Yes, Pride has become commercialized. Some companies want my gay money, but others march and have a presence because one gay voice spoke up and asked why the company hasn't marched. I marched in the parade with my employer – who marched for the first time this year – because I started the conversation about why we hadn't marched before. My husband and I were present. We honored Stonewall. And praised Nina West. And we did it without carrying a bag with extra panties and a couple sippy cups.

Believe me, I get sharing the day with your children. With your family. But in my house, we live Pride every day. Two white dads caring for two black kids makes us walking billboards for equality, love, and acceptance. I don't need a day to celebrate my family with my children. We do it in the grocery store. We do it at preschool. We recognize our uniqueness and celebrate it. My children don't need a meltdown and a long walk to tell them about their history and their fathers' connection to the past.

Instead of worrying about where we would find lunch and, again, where the closest bathroom was, I saw beauty that took me by surprise – and I was able to be in the moment with it. Trans men waking boldly and bravely around only wearing only their bindings. Watching high school kids sitting in the grass, wearing crop tops and eating french fries, literally carefree looking up at the clouds. We experienced a community that was free and uninhibited, if just for one afternoon, where who you are isn't odd or something to be hidden. But rather something that is a definition of you and should be your reality 365 days a year.

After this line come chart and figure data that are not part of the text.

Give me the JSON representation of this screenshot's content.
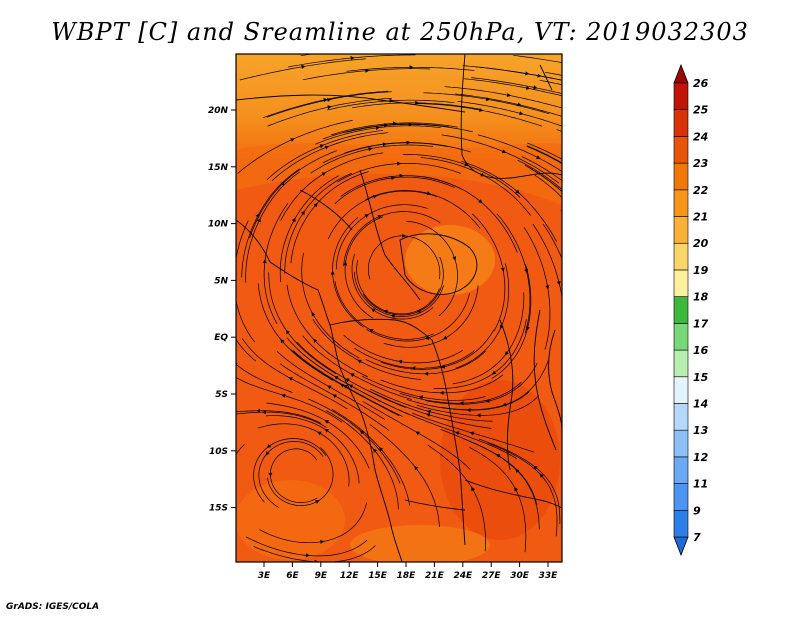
{
  "title": "WBPT [C] and Sreamline at 250hPa, VT: 2019032303",
  "footer": "GrADS: IGES/COLA",
  "axes": {
    "lat_labels": [
      "20N",
      "15N",
      "10N",
      "5N",
      "EQ",
      "5S",
      "10S",
      "15S"
    ],
    "lon_labels": [
      "3E",
      "6E",
      "9E",
      "12E",
      "15E",
      "18E",
      "21E",
      "24E",
      "27E",
      "30E",
      "33E"
    ]
  },
  "colorbar": {
    "levels": [
      "7",
      "9",
      "11",
      "12",
      "13",
      "14",
      "15",
      "16",
      "17",
      "18",
      "19",
      "20",
      "21",
      "22",
      "23",
      "24",
      "25",
      "26"
    ],
    "colors": [
      "#1e6ad6",
      "#2e7ee8",
      "#4a96f0",
      "#6aaaf4",
      "#8ec0f8",
      "#b4d8fa",
      "#e4f4fc",
      "#b8eeb0",
      "#78d878",
      "#3cb83c",
      "#fff0a0",
      "#fad66a",
      "#f8b238",
      "#f59618",
      "#f07808",
      "#e85408",
      "#d83208",
      "#c01408",
      "#9c0808"
    ]
  },
  "map": {
    "field": "WBPT",
    "level": "250hPa",
    "field_colors": {
      "warm": "#f05a12",
      "mid": "#f36d10",
      "cool": "#f7a32a",
      "hot": "#e8440a"
    }
  }
}
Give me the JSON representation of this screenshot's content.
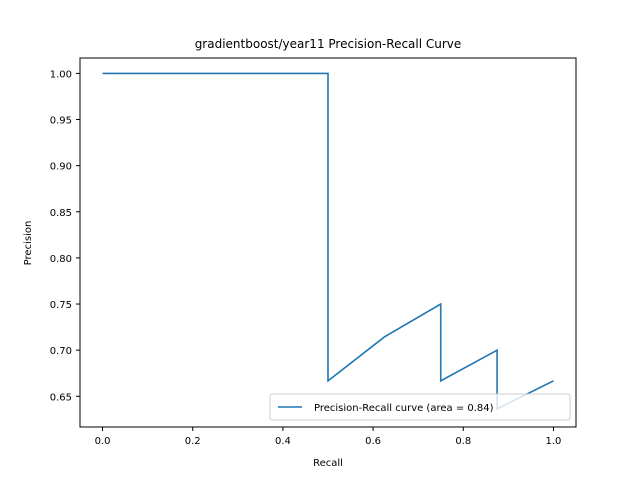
{
  "chart_data": {
    "type": "line",
    "title": "gradientboost/year11 Precision-Recall Curve",
    "xlabel": "Recall",
    "ylabel": "Precision",
    "xlim": [
      -0.05,
      1.05
    ],
    "ylim": [
      0.6167,
      1.0167
    ],
    "xticks": [
      0.0,
      0.2,
      0.4,
      0.6,
      0.8,
      1.0
    ],
    "xtick_labels": [
      "0.0",
      "0.2",
      "0.4",
      "0.6",
      "0.8",
      "1.0"
    ],
    "yticks": [
      0.65,
      0.7,
      0.75,
      0.8,
      0.85,
      0.9,
      0.95,
      1.0
    ],
    "ytick_labels": [
      "0.65",
      "0.70",
      "0.75",
      "0.80",
      "0.85",
      "0.90",
      "0.95",
      "1.00"
    ],
    "grid": false,
    "legend_position": "lower-right",
    "series": [
      {
        "name": "Precision-Recall curve (area = 0.84)",
        "color": "#1f77b4",
        "x": [
          0.0,
          0.5,
          0.5,
          0.625,
          0.75,
          0.75,
          0.875,
          0.875,
          1.0
        ],
        "y": [
          1.0,
          1.0,
          0.6667,
          0.7143,
          0.75,
          0.6667,
          0.7,
          0.6364,
          0.6667
        ]
      }
    ]
  }
}
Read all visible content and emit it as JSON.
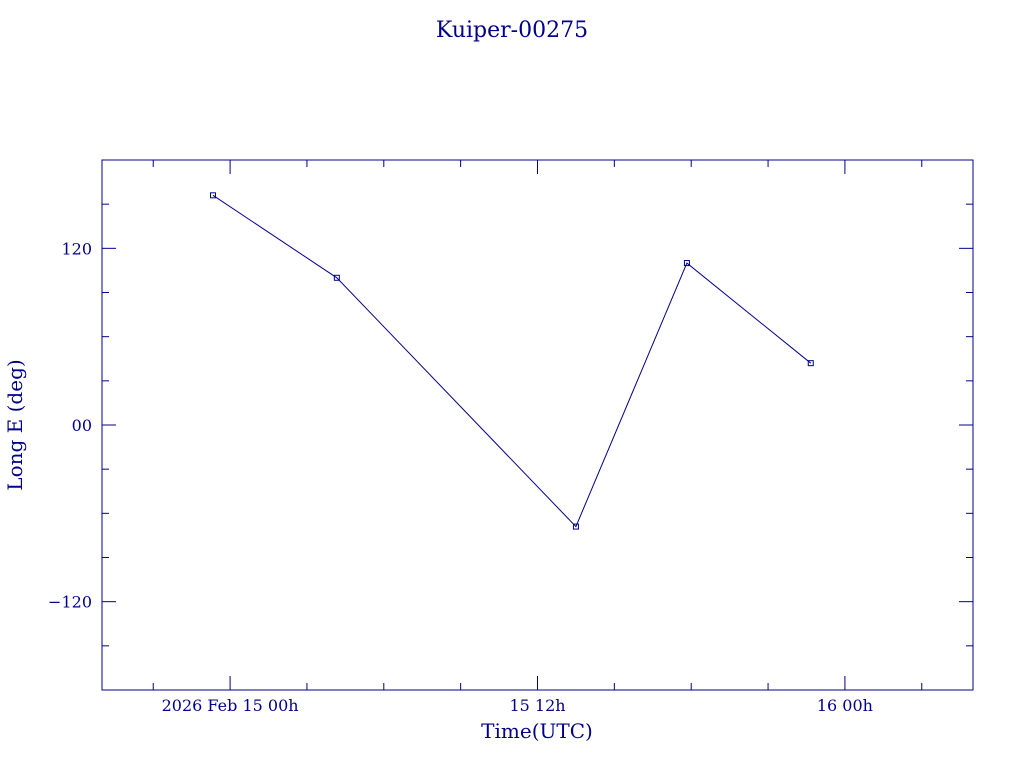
{
  "chart_data": {
    "type": "line",
    "title": "Kuiper-00275",
    "xlabel": "Time(UTC)",
    "ylabel": "Long E (deg)",
    "x_unit": "hours",
    "x_range": [
      "2026-02-14T19:00",
      "2026-02-16T05:00"
    ],
    "ylim": [
      -180,
      180
    ],
    "x_ticks": [
      {
        "t": "2026-02-15T00:00",
        "label": "2026 Feb 15  00h"
      },
      {
        "t": "2026-02-15T12:00",
        "label": "15  12h"
      },
      {
        "t": "2026-02-16T00:00",
        "label": "16  00h"
      }
    ],
    "y_ticks": [
      {
        "value": 120,
        "label": "120"
      },
      {
        "value": 0,
        "label": "00"
      },
      {
        "value": -120,
        "label": "−120"
      }
    ],
    "series": [
      {
        "x": [
          "2026-02-14T23:20",
          "2026-02-15T04:10",
          "2026-02-15T13:30",
          "2026-02-15T17:50",
          "2026-02-15T22:40"
        ],
        "y": [
          156,
          100,
          -69,
          110,
          42
        ]
      }
    ],
    "grid": false,
    "color": "#00008b"
  }
}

I know that being gay and having kids can be overwhelming at times. We ask ourselves if we're representing our community adequately (or have we become too heteronormative?). If we have children of a different race, are we giving them the experiences they need to know who they are, as well as navigate that world with gay parents? Are we so embraced at school functions because of our contributions to community or are we a token family? And yes, I'll ask it, are we good enough for acceptance by all gay families, who as if we're single again, judge each other on wealth, looks, and status? No family is better than any other, and gay parents certainly have opportunities to be better towards one another.

Our Pride ended in a small fight while walking to the car, like all good Pride's should. But it wasn't about kids bickering, or kids getting upset they didn't get the right treat. It was about us centering ourselves in a community that isn't exactly welcoming in certain spaces to gay families other times of the year. It was about us catching up with our past while also seeing our collective future.

And the kids didn't seem to mind. They had fun with a babysitter and lived their Pride out loud when they shopped for daddy and papa gifts for Father's Day. That's our Pride. Maybe when the kids are older, and really get the meaning of Pride, we'll start marching together in solidarity. But for right now, daddies needed a little time alone to reconnect with their LGBT family. And while there may be too many beer ads and not enough voter registration tables, we celebrate visibility and love. And my husband and I had time together, reminding us of who we are, who our original family was, and how we will connect who we are now, and our children, with that family as it grows.

At the end of the day, we're all in it together. And my children will be enriched by the experience. Just not this year. This year, we fertilized our roots so that our branches can grow.